What followed was a remarkable recovery operation involving Santo Hardware staff, heavy machinery, reinforced concrete foundations, and an extraordinary amount of determination.
Today, the vault door has become one of the Museum’s most photographed exhibits — not simply because of its enormous size, but because of the story hidden behind it.
Moving 2.5 Tonnes Of History
Removing the vault door was no simple task.
The enormous steel frame had been locked into reinforced concrete for almost eighty years. Separating it from the original structure required careful cutting, lifting, and coordination by the Santo Hardware team under the guidance of Museum Chairman Bradley Wood.
Once freed, the door was transported through Luganville on the back of a Santo Hardware truck before being carefully lowered into position outside the Museum using heavy lifting equipment.
A specially reinforced concrete foundation had already been prepared outside the Museum entrance, with additional roof supports later added to safely stabilise the immense weight of the door and frame.

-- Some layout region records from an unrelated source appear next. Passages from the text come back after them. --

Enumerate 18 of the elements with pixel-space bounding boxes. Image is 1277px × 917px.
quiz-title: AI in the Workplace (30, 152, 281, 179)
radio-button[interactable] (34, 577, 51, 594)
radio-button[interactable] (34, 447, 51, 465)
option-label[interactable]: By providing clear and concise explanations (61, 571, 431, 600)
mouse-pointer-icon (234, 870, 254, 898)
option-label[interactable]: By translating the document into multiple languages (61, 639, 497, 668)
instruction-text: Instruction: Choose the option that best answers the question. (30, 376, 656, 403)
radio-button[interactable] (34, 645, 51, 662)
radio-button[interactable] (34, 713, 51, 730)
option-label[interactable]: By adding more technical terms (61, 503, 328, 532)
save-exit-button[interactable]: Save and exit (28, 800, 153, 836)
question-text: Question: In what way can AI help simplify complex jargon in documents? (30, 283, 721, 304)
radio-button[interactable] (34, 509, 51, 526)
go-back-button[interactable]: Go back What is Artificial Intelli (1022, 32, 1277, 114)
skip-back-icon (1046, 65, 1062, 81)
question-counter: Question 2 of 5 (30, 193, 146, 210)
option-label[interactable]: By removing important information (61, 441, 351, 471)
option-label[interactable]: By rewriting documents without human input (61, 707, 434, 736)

The operation itself quickly became something of a local spectacle.
One Of The World’s Finest Vaults
Research soon revealed that the Museum’s vault door was almost certainly manufactured by the legendary Mosler Safe Company — regarded for decades as one of the finest vault manufacturers in the world.
Mosler vaults protected some of America’s most important assets, including the famous Fort Knox gold depository and the heavily protected vault housing the United States Constitution, Declaration of Independence and Bill of Rights inside the National Archives in Washington DC.

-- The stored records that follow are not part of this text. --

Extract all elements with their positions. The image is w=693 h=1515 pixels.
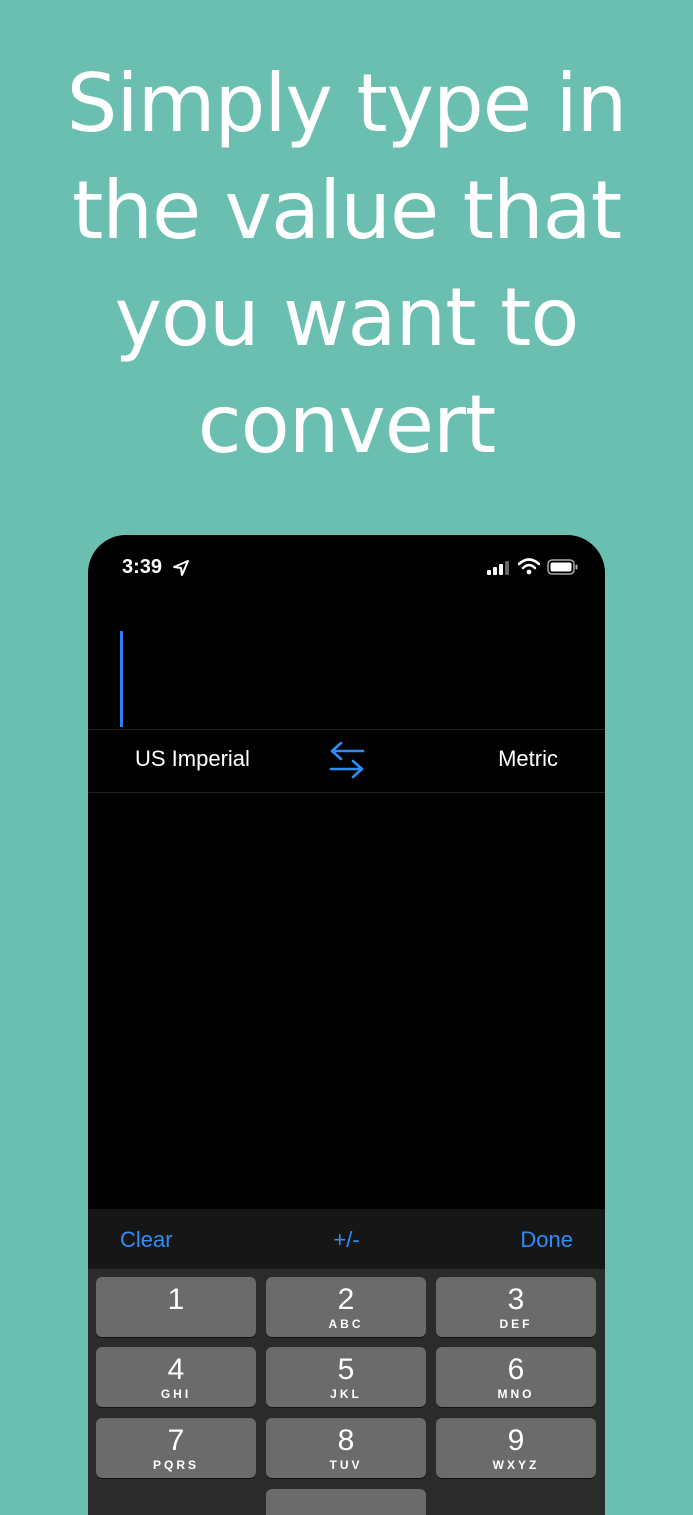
key-number: 3 bbox=[507, 1283, 525, 1316]
key-letters: PQRS bbox=[152, 1458, 199, 1472]
key-number: 2 bbox=[337, 1283, 355, 1316]
battery-icon bbox=[547, 559, 578, 575]
location-arrow-icon bbox=[173, 560, 189, 576]
key-letters: GHI bbox=[160, 1387, 192, 1401]
key-letters: TUV bbox=[329, 1458, 363, 1472]
headline-line-4: convert bbox=[197, 378, 496, 471]
keyboard-toolbar: Clear +/- Done bbox=[88, 1209, 605, 1269]
key-number: 6 bbox=[507, 1353, 525, 1386]
key-0[interactable] bbox=[266, 1489, 426, 1515]
key-number: 8 bbox=[337, 1424, 355, 1457]
key-7[interactable]: 7 PQRS bbox=[96, 1418, 256, 1478]
key-letters: DEF bbox=[499, 1317, 533, 1331]
key-number: 4 bbox=[167, 1353, 185, 1386]
cellular-signal-icon bbox=[487, 561, 509, 575]
key-2[interactable]: 2 ABC bbox=[266, 1277, 426, 1337]
wifi-icon bbox=[518, 558, 540, 575]
promo-headline: Simply type in the value that you want t… bbox=[0, 50, 693, 478]
key-letters: WXYZ bbox=[492, 1458, 540, 1472]
phone-screen: 3:39 US Imperial Metric Clear +/- Done 1 bbox=[88, 535, 605, 1515]
swap-arrows-icon[interactable] bbox=[328, 740, 366, 782]
key-number: 9 bbox=[507, 1424, 525, 1457]
key-letters: JKL bbox=[330, 1387, 362, 1401]
done-button[interactable]: Done bbox=[520, 1227, 573, 1253]
headline-line-2: the value that bbox=[71, 164, 622, 257]
value-input-cursor[interactable] bbox=[120, 631, 123, 727]
headline-line-3: you want to bbox=[114, 271, 580, 364]
status-time: 3:39 bbox=[122, 556, 163, 578]
key-number: 1 bbox=[167, 1283, 185, 1316]
key-number: 5 bbox=[337, 1353, 355, 1386]
headline-line-1: Simply type in bbox=[66, 57, 628, 150]
key-4[interactable]: 4 GHI bbox=[96, 1347, 256, 1407]
key-letters: ABC bbox=[328, 1317, 364, 1331]
to-unit-label[interactable]: Metric bbox=[498, 746, 558, 772]
numeric-keypad: 1 2 ABC 3 DEF 4 GHI 5 JKL 6 MNO 7 PQRS 8 bbox=[88, 1269, 605, 1515]
key-5[interactable]: 5 JKL bbox=[266, 1347, 426, 1407]
key-1[interactable]: 1 bbox=[96, 1277, 256, 1337]
from-unit-label[interactable]: US Imperial bbox=[135, 746, 250, 772]
key-number: 7 bbox=[167, 1424, 185, 1457]
unit-selector-bar: US Imperial Metric bbox=[88, 729, 605, 793]
key-9[interactable]: 9 WXYZ bbox=[436, 1418, 596, 1478]
key-3[interactable]: 3 DEF bbox=[436, 1277, 596, 1337]
key-letters: MNO bbox=[497, 1387, 535, 1401]
key-6[interactable]: 6 MNO bbox=[436, 1347, 596, 1407]
key-8[interactable]: 8 TUV bbox=[266, 1418, 426, 1478]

Perhaps even more remarkably, a Mosler vault installed inside Hiroshima’s Teikoku Bank survived the atomic bombing in 1945 despite being located only a few hundred metres from the blast hypocentre.
To discover that one of these extraordinary vault doors had found its way to wartime Espiritu Santo was an astonishing revelation.
Cracking The Mystery
When the vault door first arrived at the Museum, very little was known about it.

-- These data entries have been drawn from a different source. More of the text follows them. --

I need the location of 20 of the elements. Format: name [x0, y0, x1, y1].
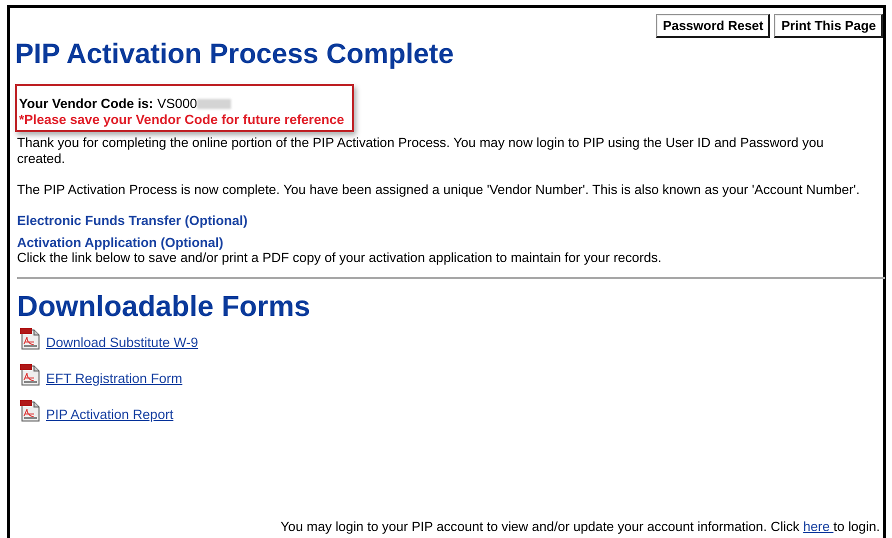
form-link[interactable]: Download Substitute W-9: [46, 335, 198, 350]
section-heading: Downloadable Forms: [17, 291, 310, 324]
link[interactable]: Electronic Funds Transfer (Optional): [17, 213, 248, 228]
vendor-code-label: Your Vendor Code is:: [19, 96, 154, 112]
warning-text: *Please save your Vendor Code for future reference: [19, 112, 346, 128]
login-link[interactable]: here: [803, 519, 834, 534]
toolbar-button[interactable]: Print This Page: [774, 14, 883, 38]
form-link[interactable]: PIP Activation Report: [46, 407, 174, 422]
pdf-file-icon: [19, 327, 41, 350]
pdf-file-icon: [19, 363, 41, 386]
paragraph: The PIP Activation Process is now complete. You have been assigned a unique 'Vendor Number'. This is also known as your 'Account Number'.: [17, 182, 861, 198]
vendor-code: VS000: [157, 96, 198, 112]
footer-text: You may login to your PIP account to view and/or update your account information. Click here to login.: [280, 519, 881, 534]
link[interactable]: Activation Application (Optional): [17, 235, 224, 250]
toolbar-button[interactable]: Password Reset: [656, 14, 770, 38]
form-link[interactable]: EFT Registration Form: [46, 371, 182, 386]
paragraph: Click the link below to save and/or print a PDF copy of your activation application to maintain for your records.: [17, 251, 662, 265]
paragraph: Thank you for completing the online portion of the PIP Activation Process. You may now login to PIP using the User ID and Password you created.: [17, 135, 825, 167]
pdf-file-icon: [19, 399, 41, 422]
page-title: PIP Activation Process Complete: [15, 38, 454, 70]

There were no manufacturer’s plates, no identifying markings, and much of the locking mechanism had been damaged or removed many years earlier. Determined to learn more, Museum Project Manager James Carter began researching the door’s origins.
Emails to vault manufacturers produced little response, but an online trail eventually led to the Lock Picking 101 forum and later the Safe and Vault Collectors group on Facebook — where the Museum suddenly found itself connected with some of the world’s leading experts on safes and vaults.
Using photographs of the damaged lock and surviving internal mechanisms, members of the group gradually pieced together the vault’s identity.
One collector known as “Squelchtone” identified the remains of the lock as a rare Mosler Bahmann indirect drive mechanism manufactured by Yale for Mosler. Further investigation eventually led to internationally respected vault specialist Dave McOmie, who confirmed the Museum’s door was indeed a Mosler vault.
After months of research, the mystery had finally been solved.
How The Vault Worked
Although parts of the locking system are now missing, much of the original mechanism remains intact and still provides an extraordinary glimpse into how the vault once operated.
Once the correct combination was entered, an internal mechanism retracted a series of enormous steel locking bolts hidden within the door itself. A large pressure wheel would then slowly pull the heavy door away from its frame before it could finally swing open.
Experts assisting the Museum even provided videos and technical explanations of similar restored Mosler vaults, allowing the Museum team to better understand the engineering hidden inside the massive steel structure.
Even in its damaged state, the craftsmanship and complexity of the vault remains remarkable.
A Remarkable Survivor
Today, the vault door stands outside the Museum not simply as a relic of wartime Santo, but as a reminder of the extraordinary infrastructure that once existed here during World War II.
It is a piece of industrial engineering, a surviving fragment of Base Button, and an unexpected connection between Espiritu Santo and some of the most famous vaults in the world.
And perhaps most remarkably of all, after decades hidden away behind concrete walls in Luganville, its story is finally being told once again.